In this particular case, I’d say there is a difference in meaning, though only a nuance. It appears with deontic modal verbs.
How often should I feed her?
– is a simple, straightforward question that asks for the answer to something you do not know.
How often should I be feeding her?
– implies that the asker thought they knew the answer, but clearly what they thought was right can’t be correct (as evidenced by the cat continuing to gain weight), so they are now asking what the actual correct answer is.
This is much like the distinction in the following, very similar, constructions:
You’re such a bad dancer, Billy-Bob!
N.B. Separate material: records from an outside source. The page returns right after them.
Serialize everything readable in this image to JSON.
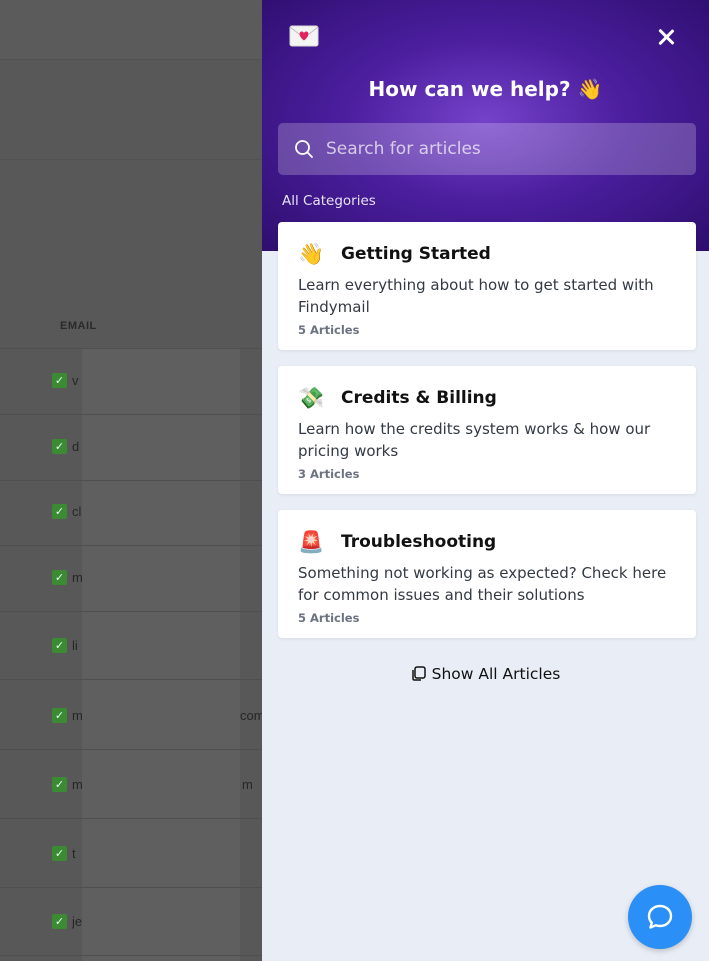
{
  "background_app": {
    "column_header": "EMAIL",
    "rows": [
      {
        "prefix": "v"
      },
      {
        "prefix": "d"
      },
      {
        "prefix": "cl"
      },
      {
        "prefix": "m"
      },
      {
        "prefix": "li"
      },
      {
        "prefix": "m",
        "suffix": "com"
      },
      {
        "prefix": "m",
        "suffix": "m"
      },
      {
        "prefix": "t"
      },
      {
        "prefix": "je"
      }
    ]
  },
  "help_panel": {
    "title": "How can we help? 👋",
    "search": {
      "placeholder": "Search for articles"
    },
    "categories_label": "All Categories",
    "categories": [
      {
        "emoji": "👋",
        "title": "Getting Started",
        "description": "Learn everything about how to get started with Findymail",
        "count": "5 Articles"
      },
      {
        "emoji": "💸",
        "title": "Credits & Billing",
        "description": "Learn how the credits system works & how our pricing works",
        "count": "3 Articles"
      },
      {
        "emoji": "🚨",
        "title": "Troubleshooting",
        "description": "Something not working as expected? Check here for common issues and their solutions",
        "count": "5 Articles"
      }
    ],
    "show_all_label": "Show All Articles"
  },
  "colors": {
    "header_purple": "#4b1e9e",
    "panel_bg": "#e9edf5",
    "chat_button": "#2a8ff7"
  },
  "icons": [
    "envelope-heart-icon",
    "close-icon",
    "search-icon",
    "copy-icon",
    "chat-bubble-icon"
  ]
}
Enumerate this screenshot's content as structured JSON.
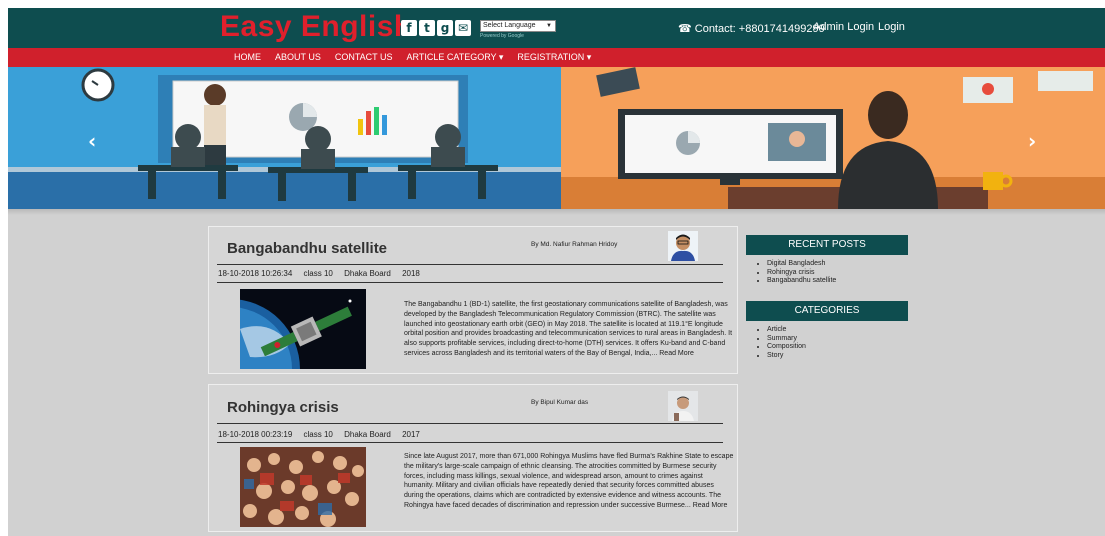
{
  "header": {
    "brand": "Easy English",
    "social_icons": [
      "facebook-icon",
      "twitter-icon",
      "google-plus-icon",
      "email-icon"
    ],
    "language_select": "Select Language",
    "language_powered": "Powered by Google",
    "contact": "☎ Contact: +8801741499299",
    "admin_login": "Admin Login",
    "login": "Login"
  },
  "nav": {
    "items": [
      "HOME",
      "ABOUT US",
      "CONTACT US",
      "ARTICLE CATEGORY ▾",
      "REGISTRATION ▾"
    ]
  },
  "carousel": {
    "prev": "‹",
    "next": "›"
  },
  "posts": [
    {
      "title": "Bangabandhu satellite",
      "author": "By   Md. Nafiur Rahman Hridoy",
      "date": "18-10-2018 10:26:34",
      "class": "class 10",
      "board": "Dhaka Board",
      "year": "2018",
      "excerpt": "The Bangabandhu 1 (BD-1) satellite, the first geostationary communications satellite of Bangladesh, was developed by the Bangladesh Telecommunication Regulatory Commission (BTRC). The satellite was launched into geostationary earth orbit (GEO) in May 2018. The satellite is located at 119.1°E longitude orbital position and provides broadcasting and telecommunication services to rural areas in Bangladesh. It also supports profitable services, including direct-to-home (DTH) services. It offers Ku-band and C-band services across Bangladesh and its territorial waters of the Bay of Bengal, India,...",
      "read_more": "Read More"
    },
    {
      "title": "Rohingya crisis",
      "author": "By   Bipul Kumar das",
      "date": "18-10-2018 00:23:19",
      "class": "class 10",
      "board": "Dhaka Board",
      "year": "2017",
      "excerpt": "Since late August 2017, more than 671,000 Rohingya Muslims have fled Burma's Rakhine State to escape the military's large-scale campaign of ethnic cleansing. The atrocities committed by Burmese security forces, including mass killings, sexual violence, and widespread arson, amount to crimes against humanity. Military and civilian officials have repeatedly denied that security forces committed abuses during the operations, claims which are contradicted by extensive evidence and witness accounts. The Rohingya have faced decades of discrimination and repression under successive Burmese...",
      "read_more": "Read More"
    }
  ],
  "sidebar": {
    "recent_title": "RECENT POSTS",
    "recent": [
      "Digital Bangladesh",
      "Rohingya crisis",
      "Bangabandhu satellite"
    ],
    "categories_title": "CATEGORIES",
    "categories": [
      "Article",
      "Summary",
      "Composition",
      "Story"
    ]
  },
  "colors": {
    "header_bg": "#0e4d4f",
    "accent_red": "#d0202c",
    "page_bg": "#d1d1d1"
  }
}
You constantly put your left foot first when you ought to put your right foot first.
This phrasing makes the two verbs parallel: every time you’re supposed to do X, you do Y instead.
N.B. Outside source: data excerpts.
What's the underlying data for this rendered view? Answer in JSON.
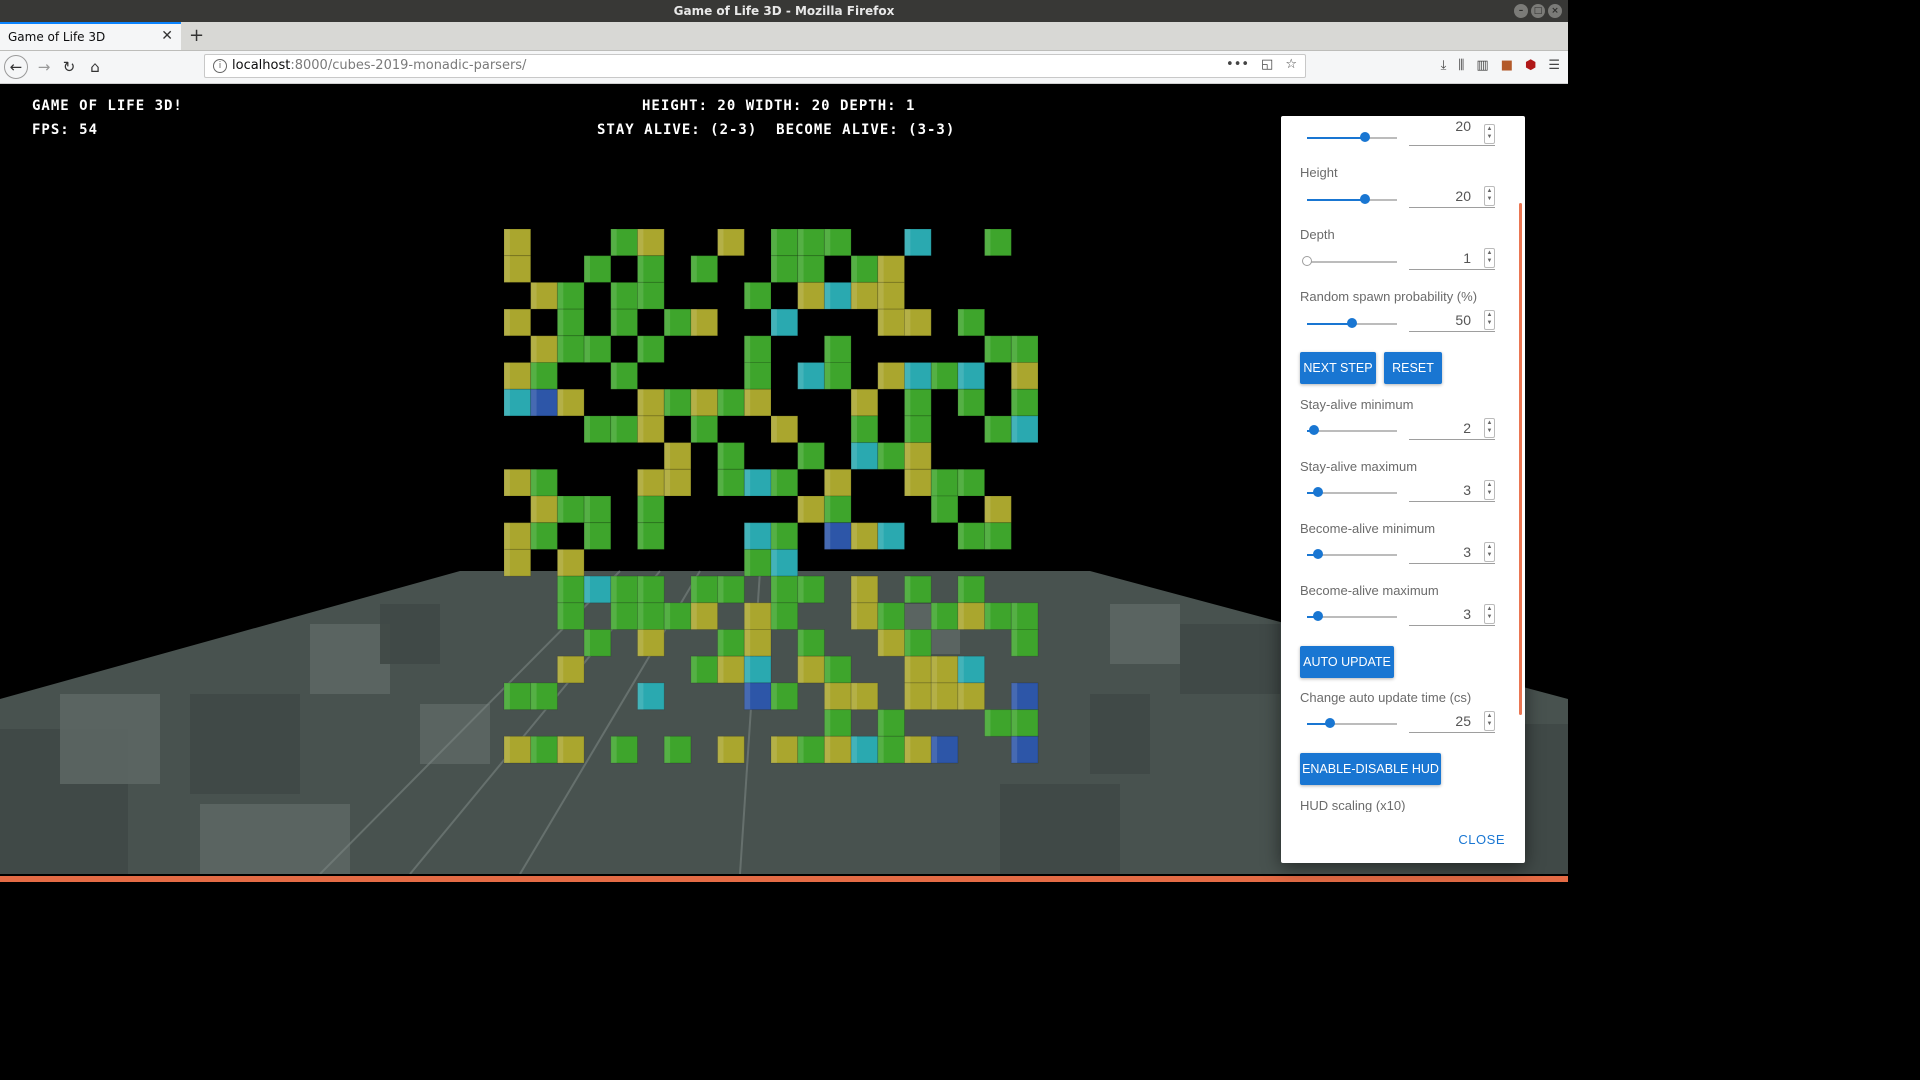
{
  "window": {
    "title": "Game of Life 3D - Mozilla Firefox"
  },
  "tab": {
    "title": "Game of Life 3D"
  },
  "url": {
    "host": "localhost",
    "rest": ":8000/cubes-2019-monadic-parsers/"
  },
  "hud": {
    "title": "Game of Life 3D!",
    "fps": "FPS: 54",
    "dimensions": "Height: 20 Width: 20 Depth: 1",
    "rules": "Stay alive: (2-3)  Become alive: (3-3)"
  },
  "icons": {
    "back": "back-arrow-icon",
    "forward": "forward-arrow-icon",
    "reload": "reload-icon",
    "home": "home-icon",
    "info": "site-info-icon",
    "more": "more-actions-icon",
    "pocket": "pocket-icon",
    "bookmark": "bookmark-star-icon",
    "download": "download-icon",
    "library": "library-icon",
    "sidebar": "sidebar-icon",
    "menu": "hamburger-menu-icon"
  },
  "panel": {
    "width_row": {
      "value": "20",
      "level": 0.64
    },
    "height": {
      "label": "Height",
      "value": "20",
      "level": 0.64
    },
    "depth": {
      "label": "Depth",
      "value": "1",
      "level": 0.0
    },
    "spawn": {
      "label": "Random spawn probability (%)",
      "value": "50",
      "level": 0.5
    },
    "next_step": "Next Step",
    "reset": "Reset",
    "stay_min": {
      "label": "Stay-alive minimum",
      "value": "2",
      "level": 0.08
    },
    "stay_max": {
      "label": "Stay-alive maximum",
      "value": "3",
      "level": 0.12
    },
    "become_min": {
      "label": "Become-alive minimum",
      "value": "3",
      "level": 0.12
    },
    "become_max": {
      "label": "Become-alive maximum",
      "value": "3",
      "level": 0.12
    },
    "auto_update": "Auto Update",
    "auto_time": {
      "label": "Change auto update time (cs)",
      "value": "25",
      "level": 0.25
    },
    "hud_toggle": "Enable-Disable HUD",
    "hud_scaling": {
      "label": "HUD scaling (x10)"
    },
    "close": "Close"
  },
  "colors": {
    "accent": "#1976d2",
    "green": "#3ea52c",
    "yellow": "#aaa62e",
    "cyan": "#2aa9b0",
    "blue": "#2d56a8",
    "floor": "#48524f",
    "scroll": "#ea7652"
  }
}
You’re such a bad dancer, Billy-Bob! You constantly put your left foot first, when you ought to be putting your right foot first.
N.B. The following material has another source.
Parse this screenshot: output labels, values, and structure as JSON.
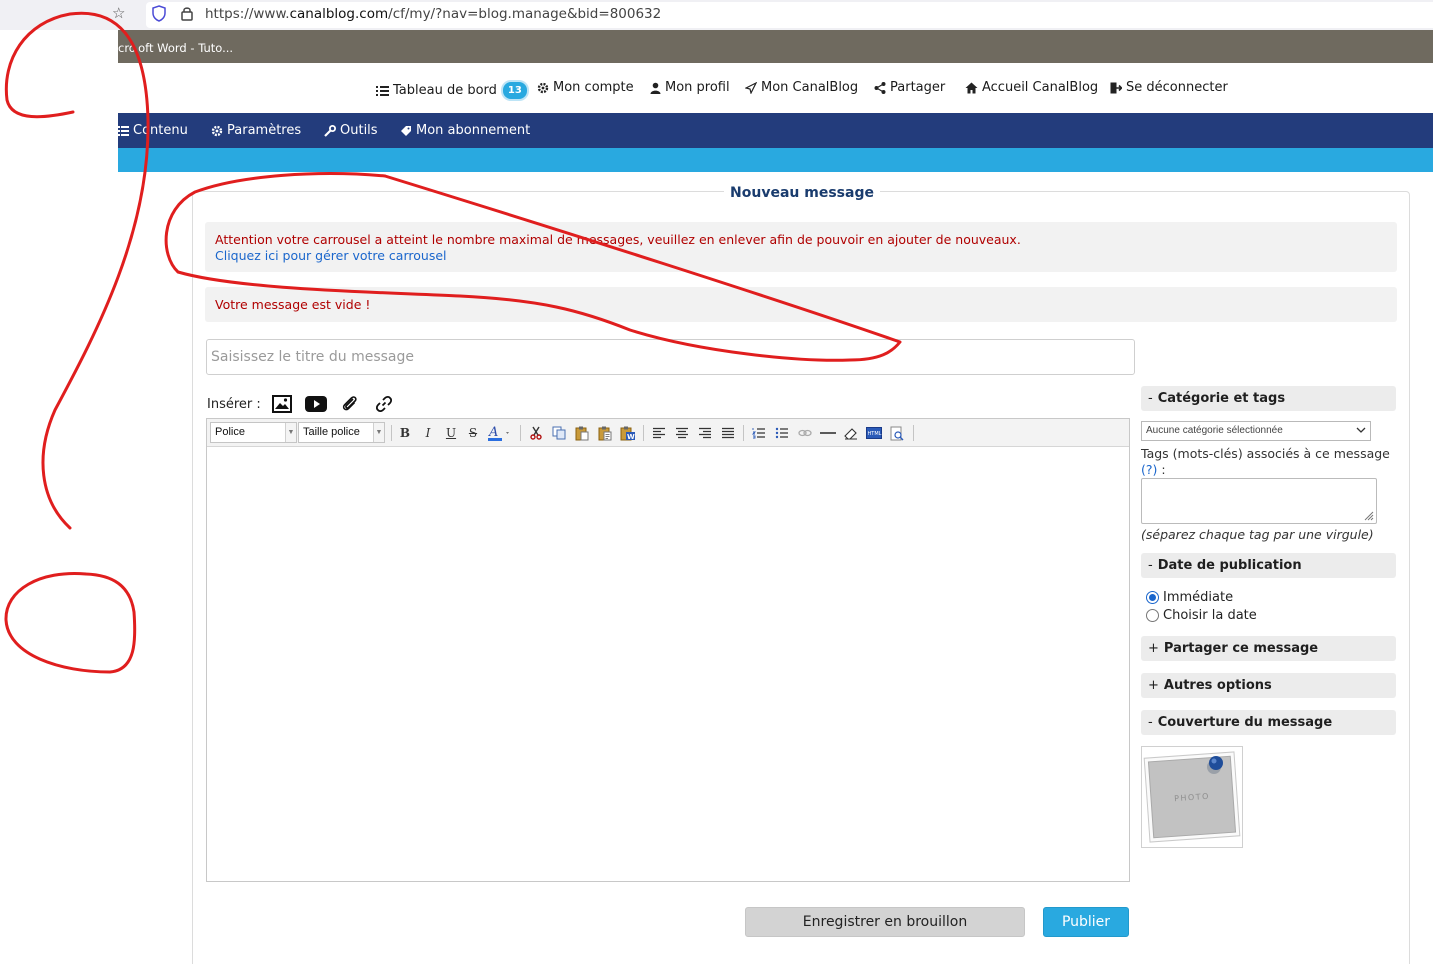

This phrasing disjoins the two clauses. The meaning is that you do Y (in general), but what you really should be doing is X.
While I’m sure these different uses of the progressive with deontic modals has been named by someone at some point (what hasn’t?), I don’t know what it is called.
(Obviously, other modals, even deontic ones, may entail other differences in nuance between simple vs. progressive constructions. The difference between “He must grow old” and “He must be growing old”, for example, is a completely different one.)